Skip The Banter And Open The Damn Envelope

My Academy card is smoking after the last few weeks of screening every single Oscar-bait movie that’s still playing in local theatres. The slim pickings for worthwhile fare among the supposed top movies of the year just goes to show what a dismal year 2003 was for cinema in general. Some of the nominated “best” out there are anything but, and a few of the performances deemed worthy of a nod are so embarrassingly over the top they mark the absolute low point of careers that were hardly stellar to begin with. I’ll point you at Diane Keaton’s crying/writing montage in Something’s Gotta Give as an example of some screen time that should bar her from any awards show for life. Or you could just pop into the neighbouring cinema over at the multiplex and catch a few minutes of Cold Mountain to see Renée Zellweger playing the least convincing black woman since Halle Berry. Was there ever a time when they didn’t hand out Oscar nominations like beer tickets? Certainly you used to have to do more than flash your middle-aged tits (Diane Keaton, Kathy Bates last year), play yourself (Bill Murray), put on some eyeliner and do an impression of Keith Richards (Johnny Depp), direct an easily-solved whodunit (Clint Eastwood), or write a thirty-page treatment for something you’re just going to let your actors improvise anyway (Sofia Coppola).
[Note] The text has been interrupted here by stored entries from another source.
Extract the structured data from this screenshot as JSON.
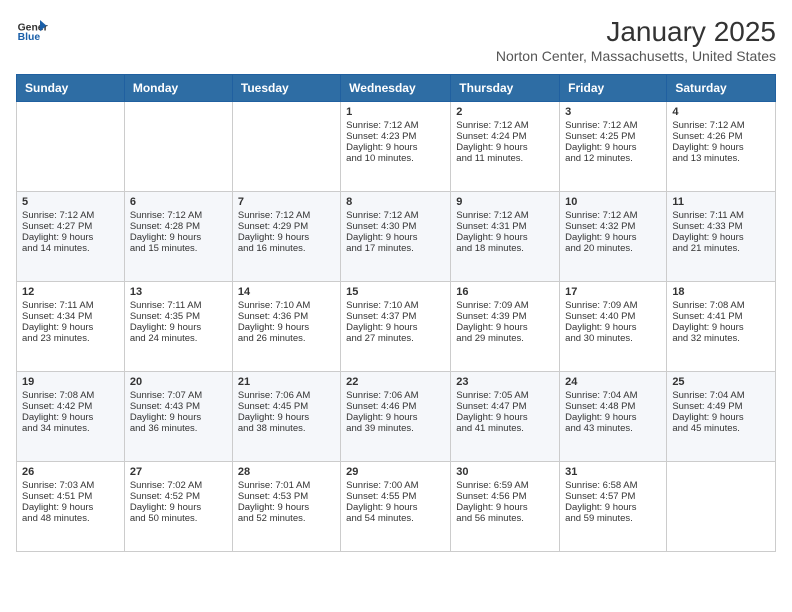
{
  "header": {
    "logo": {
      "general": "General",
      "blue": "Blue"
    },
    "title": "January 2025",
    "subtitle": "Norton Center, Massachusetts, United States"
  },
  "days_of_week": [
    "Sunday",
    "Monday",
    "Tuesday",
    "Wednesday",
    "Thursday",
    "Friday",
    "Saturday"
  ],
  "weeks": [
    [
      {
        "day": "",
        "info": ""
      },
      {
        "day": "",
        "info": ""
      },
      {
        "day": "",
        "info": ""
      },
      {
        "day": "1",
        "info": "Sunrise: 7:12 AM\nSunset: 4:23 PM\nDaylight: 9 hours\nand 10 minutes."
      },
      {
        "day": "2",
        "info": "Sunrise: 7:12 AM\nSunset: 4:24 PM\nDaylight: 9 hours\nand 11 minutes."
      },
      {
        "day": "3",
        "info": "Sunrise: 7:12 AM\nSunset: 4:25 PM\nDaylight: 9 hours\nand 12 minutes."
      },
      {
        "day": "4",
        "info": "Sunrise: 7:12 AM\nSunset: 4:26 PM\nDaylight: 9 hours\nand 13 minutes."
      }
    ],
    [
      {
        "day": "5",
        "info": "Sunrise: 7:12 AM\nSunset: 4:27 PM\nDaylight: 9 hours\nand 14 minutes."
      },
      {
        "day": "6",
        "info": "Sunrise: 7:12 AM\nSunset: 4:28 PM\nDaylight: 9 hours\nand 15 minutes."
      },
      {
        "day": "7",
        "info": "Sunrise: 7:12 AM\nSunset: 4:29 PM\nDaylight: 9 hours\nand 16 minutes."
      },
      {
        "day": "8",
        "info": "Sunrise: 7:12 AM\nSunset: 4:30 PM\nDaylight: 9 hours\nand 17 minutes."
      },
      {
        "day": "9",
        "info": "Sunrise: 7:12 AM\nSunset: 4:31 PM\nDaylight: 9 hours\nand 18 minutes."
      },
      {
        "day": "10",
        "info": "Sunrise: 7:12 AM\nSunset: 4:32 PM\nDaylight: 9 hours\nand 20 minutes."
      },
      {
        "day": "11",
        "info": "Sunrise: 7:11 AM\nSunset: 4:33 PM\nDaylight: 9 hours\nand 21 minutes."
      }
    ],
    [
      {
        "day": "12",
        "info": "Sunrise: 7:11 AM\nSunset: 4:34 PM\nDaylight: 9 hours\nand 23 minutes."
      },
      {
        "day": "13",
        "info": "Sunrise: 7:11 AM\nSunset: 4:35 PM\nDaylight: 9 hours\nand 24 minutes."
      },
      {
        "day": "14",
        "info": "Sunrise: 7:10 AM\nSunset: 4:36 PM\nDaylight: 9 hours\nand 26 minutes."
      },
      {
        "day": "15",
        "info": "Sunrise: 7:10 AM\nSunset: 4:37 PM\nDaylight: 9 hours\nand 27 minutes."
      },
      {
        "day": "16",
        "info": "Sunrise: 7:09 AM\nSunset: 4:39 PM\nDaylight: 9 hours\nand 29 minutes."
      },
      {
        "day": "17",
        "info": "Sunrise: 7:09 AM\nSunset: 4:40 PM\nDaylight: 9 hours\nand 30 minutes."
      },
      {
        "day": "18",
        "info": "Sunrise: 7:08 AM\nSunset: 4:41 PM\nDaylight: 9 hours\nand 32 minutes."
      }
    ],
    [
      {
        "day": "19",
        "info": "Sunrise: 7:08 AM\nSunset: 4:42 PM\nDaylight: 9 hours\nand 34 minutes."
      },
      {
        "day": "20",
        "info": "Sunrise: 7:07 AM\nSunset: 4:43 PM\nDaylight: 9 hours\nand 36 minutes."
      },
      {
        "day": "21",
        "info": "Sunrise: 7:06 AM\nSunset: 4:45 PM\nDaylight: 9 hours\nand 38 minutes."
      },
      {
        "day": "22",
        "info": "Sunrise: 7:06 AM\nSunset: 4:46 PM\nDaylight: 9 hours\nand 39 minutes."
      },
      {
        "day": "23",
        "info": "Sunrise: 7:05 AM\nSunset: 4:47 PM\nDaylight: 9 hours\nand 41 minutes."
      },
      {
        "day": "24",
        "info": "Sunrise: 7:04 AM\nSunset: 4:48 PM\nDaylight: 9 hours\nand 43 minutes."
      },
      {
        "day": "25",
        "info": "Sunrise: 7:04 AM\nSunset: 4:49 PM\nDaylight: 9 hours\nand 45 minutes."
      }
    ],
    [
      {
        "day": "26",
        "info": "Sunrise: 7:03 AM\nSunset: 4:51 PM\nDaylight: 9 hours\nand 48 minutes."
      },
      {
        "day": "27",
        "info": "Sunrise: 7:02 AM\nSunset: 4:52 PM\nDaylight: 9 hours\nand 50 minutes."
      },
      {
        "day": "28",
        "info": "Sunrise: 7:01 AM\nSunset: 4:53 PM\nDaylight: 9 hours\nand 52 minutes."
      },
      {
        "day": "29",
        "info": "Sunrise: 7:00 AM\nSunset: 4:55 PM\nDaylight: 9 hours\nand 54 minutes."
      },
      {
        "day": "30",
        "info": "Sunrise: 6:59 AM\nSunset: 4:56 PM\nDaylight: 9 hours\nand 56 minutes."
      },
      {
        "day": "31",
        "info": "Sunrise: 6:58 AM\nSunset: 4:57 PM\nDaylight: 9 hours\nand 59 minutes."
      },
      {
        "day": "",
        "info": ""
      }
    ]
  ]
}
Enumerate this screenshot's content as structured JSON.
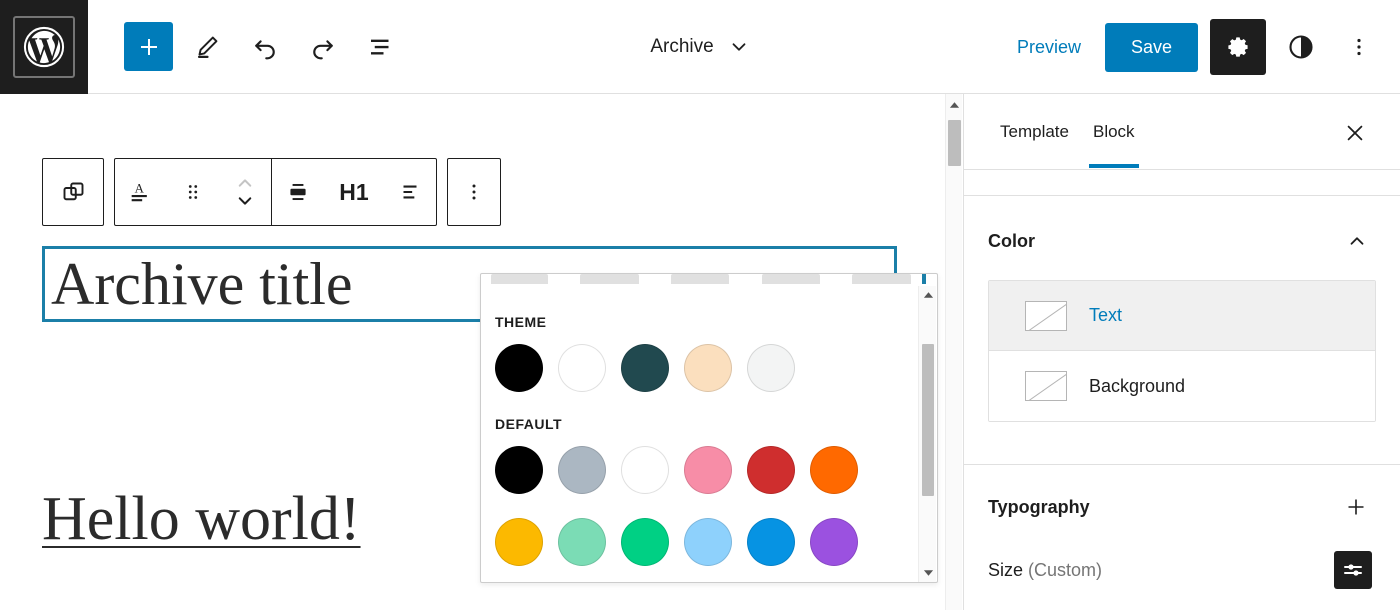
{
  "header": {
    "logo_icon": "wordpress-logo-icon",
    "add_block_label": "+",
    "add_block_icon": "plus-icon",
    "edit_icon": "pencil-icon",
    "undo_icon": "undo-arrow-icon",
    "redo_icon": "redo-arrow-icon",
    "list_view_icon": "list-view-icon",
    "document_title": "Archive",
    "document_title_chevron": "chevron-down-icon",
    "preview_label": "Preview",
    "save_label": "Save",
    "settings_icon": "gear-icon",
    "styles_icon": "contrast-half-circle-icon",
    "options_icon": "vertical-ellipsis-icon"
  },
  "block_toolbar": {
    "select_parent_icon": "select-parent-blocks-icon",
    "transform_icon": "paragraph-transform-icon",
    "drag_icon": "drag-handle-dots-icon",
    "move_updown_icon": "move-up-down-chevrons-icon",
    "align_icon": "align-block-icon",
    "heading_level_label": "H1",
    "text_align_icon": "text-align-left-icon",
    "more_options_icon": "vertical-ellipsis-icon"
  },
  "canvas": {
    "archive_title": "Archive title",
    "post_title": "Hello world!",
    "selection_color": "#1b7fa8"
  },
  "color_popover": {
    "theme_label": "THEME",
    "default_label": "DEFAULT",
    "theme_colors": [
      {
        "name": "Black",
        "hex": "#000000"
      },
      {
        "name": "White",
        "hex": "#ffffff"
      },
      {
        "name": "Dark Teal",
        "hex": "#21494f"
      },
      {
        "name": "Peach",
        "hex": "#fbdfbe"
      },
      {
        "name": "Off White",
        "hex": "#f3f4f4"
      }
    ],
    "default_colors": [
      {
        "name": "Black",
        "hex": "#000000"
      },
      {
        "name": "Cyan Bluish Gray",
        "hex": "#abb7c2"
      },
      {
        "name": "White",
        "hex": "#ffffff"
      },
      {
        "name": "Pale Pink",
        "hex": "#f78da7"
      },
      {
        "name": "Vivid Red",
        "hex": "#cf2e2e"
      },
      {
        "name": "Luminous Vivid Orange",
        "hex": "#ff6900"
      },
      {
        "name": "Luminous Vivid Amber",
        "hex": "#fcb900"
      },
      {
        "name": "Light Green Cyan",
        "hex": "#7bdcb5"
      },
      {
        "name": "Vivid Green Cyan",
        "hex": "#00d084"
      },
      {
        "name": "Pale Cyan Blue",
        "hex": "#8ed1fc"
      },
      {
        "name": "Vivid Cyan Blue",
        "hex": "#0693e3"
      },
      {
        "name": "Vivid Purple",
        "hex": "#9b51e0"
      }
    ],
    "scroll_up_icon": "scroll-up-arrow-icon",
    "scroll_down_icon": "scroll-down-arrow-icon"
  },
  "sidebar": {
    "tabs": [
      {
        "label": "Template",
        "active": false
      },
      {
        "label": "Block",
        "active": true
      }
    ],
    "close_icon": "close-x-icon",
    "color_section": {
      "title": "Color",
      "collapse_icon": "chevron-up-icon",
      "rows": [
        {
          "label": "Text",
          "selected": true
        },
        {
          "label": "Background",
          "selected": false
        }
      ]
    },
    "typography_section": {
      "title": "Typography",
      "add_icon": "plus-icon",
      "size_label": "Size",
      "size_value": "(Custom)",
      "size_settings_icon": "sliders-settings-icon"
    },
    "accent_color": "#007cba"
  },
  "scrollbars": {
    "canvas_up_icon": "scroll-up-arrow-icon"
  }
}
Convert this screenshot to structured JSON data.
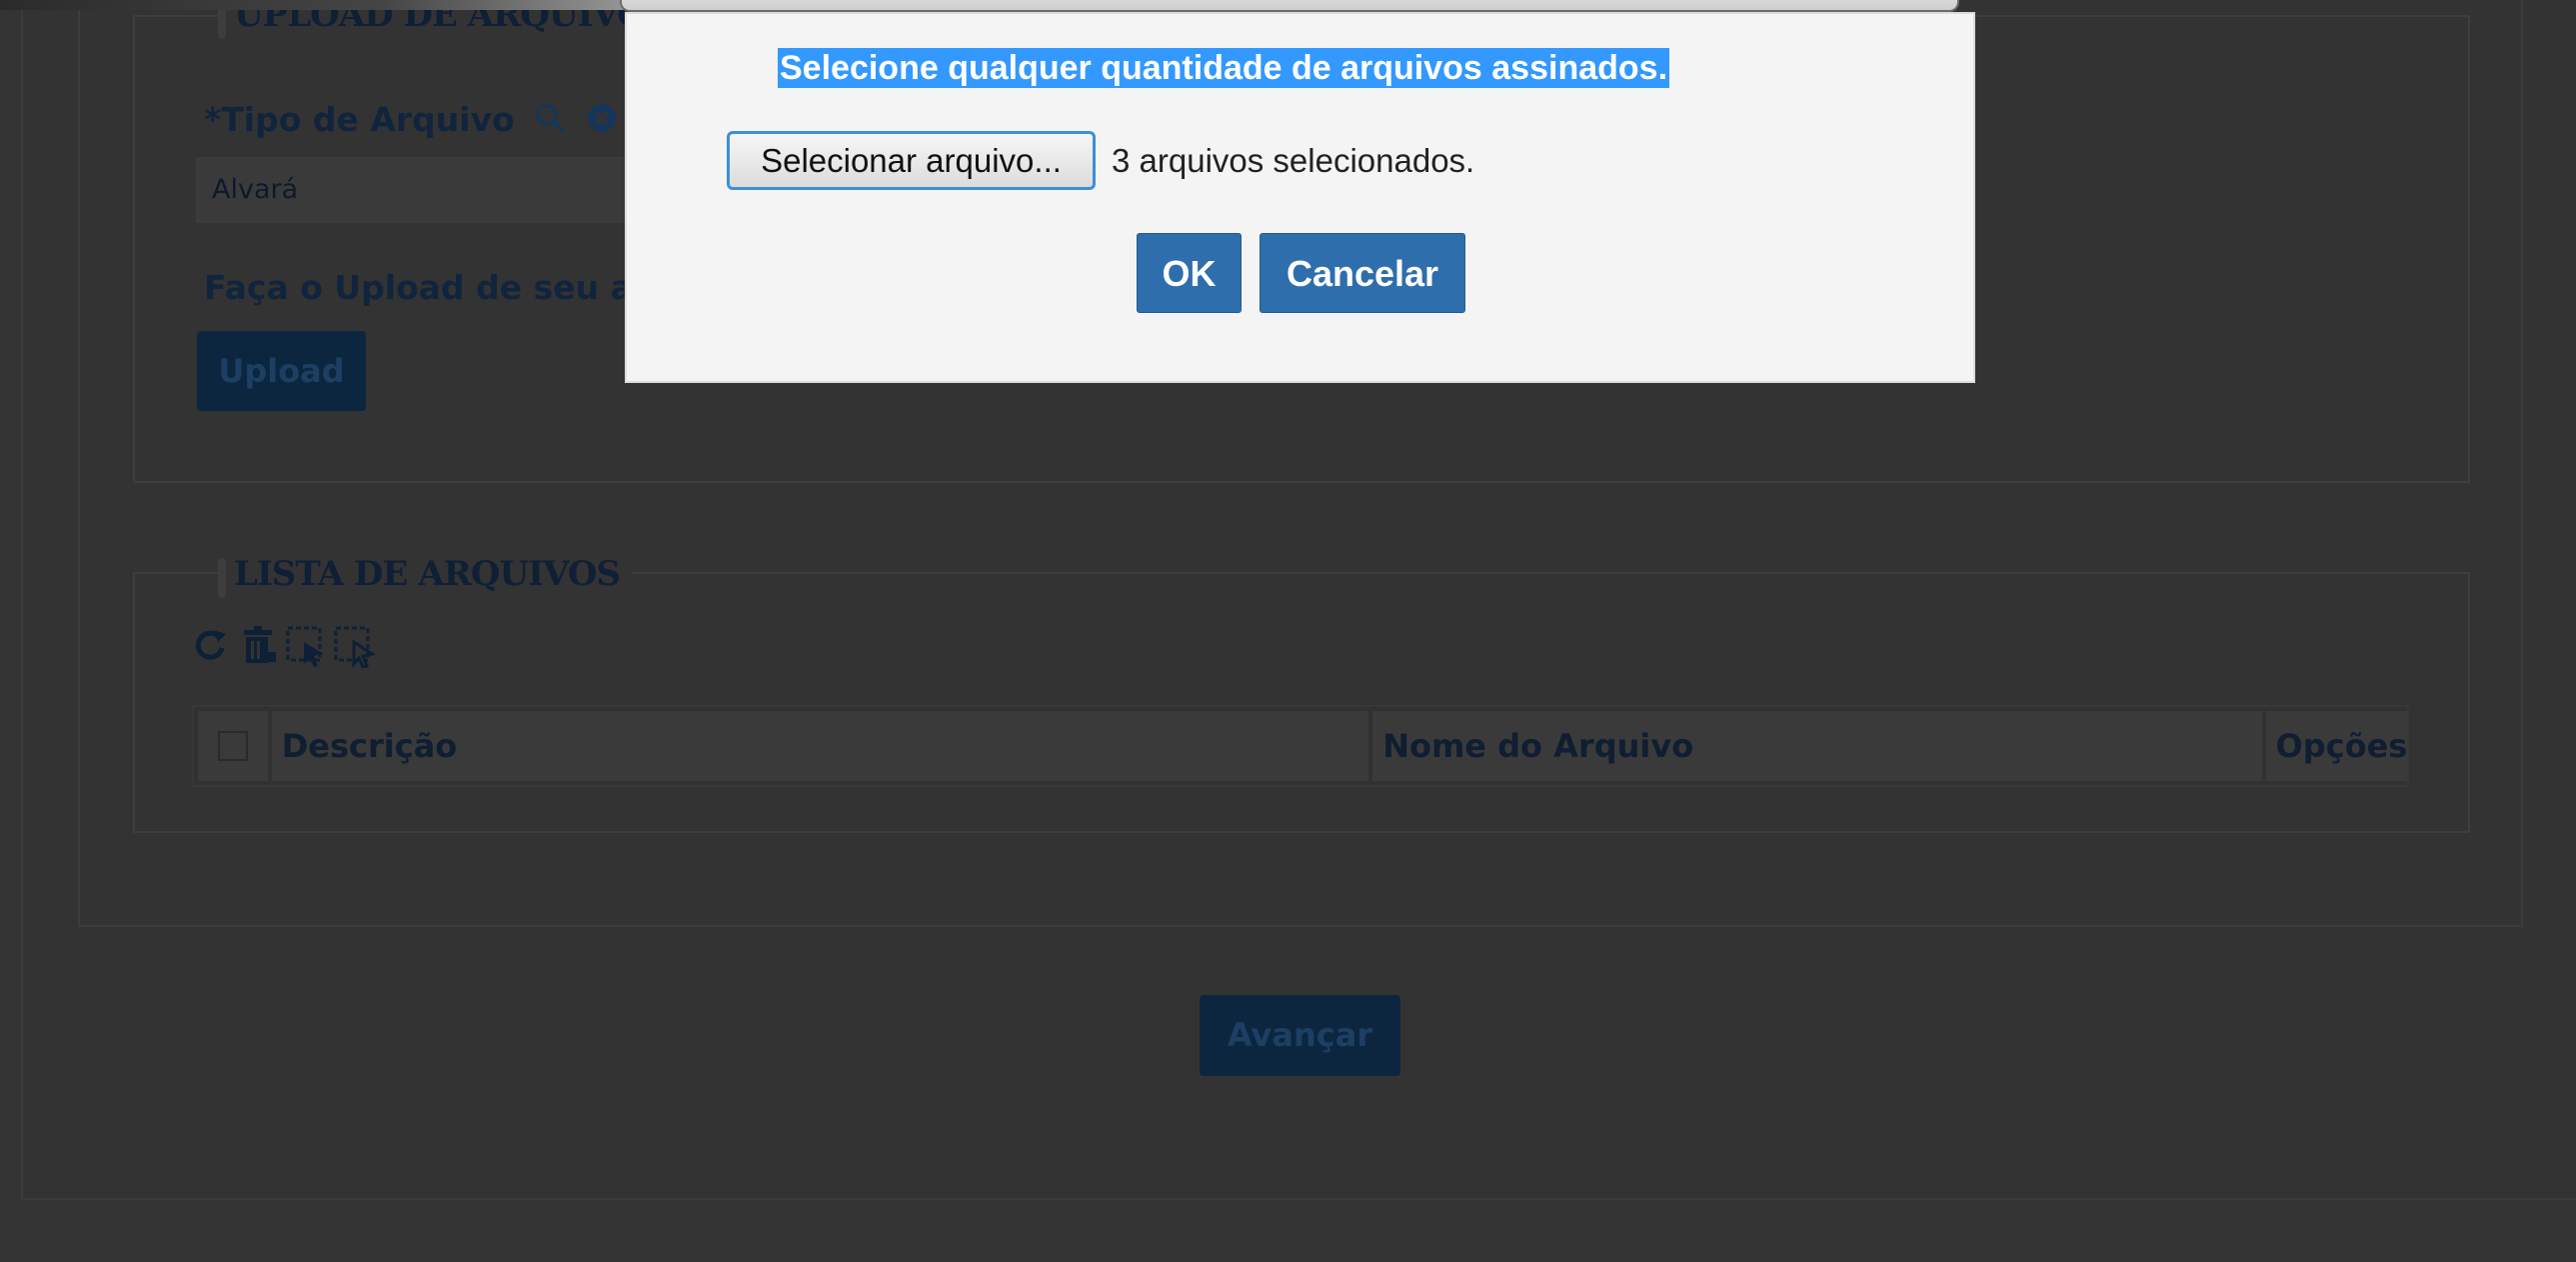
{
  "upload_section": {
    "legend": "UPLOAD DE ARQUIVO",
    "type_label": "*Tipo de Arquivo",
    "type_value": "Alvará",
    "upload_hint": "Faça o Upload de seu ar",
    "upload_button": "Upload"
  },
  "file_list": {
    "legend": "LISTA DE ARQUIVOS",
    "columns": [
      "Descrição",
      "Nome do Arquivo",
      "Opções"
    ]
  },
  "footer": {
    "advance_button": "Avançar"
  },
  "dialog": {
    "message": "Selecione qualquer quantidade de arquivos assinados.",
    "file_button": "Selecionar arquivo...",
    "file_status": "3 arquivos selecionados.",
    "ok_button": "OK",
    "cancel_button": "Cancelar"
  },
  "icons": [
    "search-icon",
    "clear-icon",
    "refresh-icon",
    "delete-icon",
    "select-all-icon",
    "deselect-all-icon"
  ],
  "colors": {
    "overlay_background": "#343434",
    "dialog_background": "#f4f4f4",
    "selection_highlight": "#3399ff",
    "dialog_button": "#2f6ead",
    "dimmed_button": "#0c2640"
  }
}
Since the competition is so dismal, I can at least look forward to watching Peter Jackson fulfill my three-year-old prediction by going home with director and film for the third entry in his Rings trilogy. There’s no suspense to be had there. For a bit of intrigue I’ll have to amuse myself by waiting anxiously to see who made this year’s Oscar tribute to the fallen. The death list is always my favourite part of the show. It’s the last great popularity contest, when we’ll see who will get more applause (Katharine Hepburn or Bob Hope) and who will be deemed worthy of inclusion. Spalding Gray is missing and presumed dead. Will he get a mention? Leni Riefenstahl is dead and presumed burning in hell. Will she be acknowledged even posthumously? Place your bets now.

As you hope for some celebrity surprise nudity to make it past the network time delay, and await the announcement of best picture to cue you that it’s time to go to bed, remember that Oscar season for the 2005 awards has already begun. Yes, this week’s release of The Passion of the Mel means the race is on for next year’s top spots, setting the pace for the competition that will be dribbling out over the next ten months. We’re only in February, but we already have one movie that’s pretty much guaranteed some sort of nomination a year from now. It may have no bearing on Sunday’s show, but if this little opus of anti-Semitism seems like a sure contender, then maybe there’s hope for Leni to get her death list nod after all.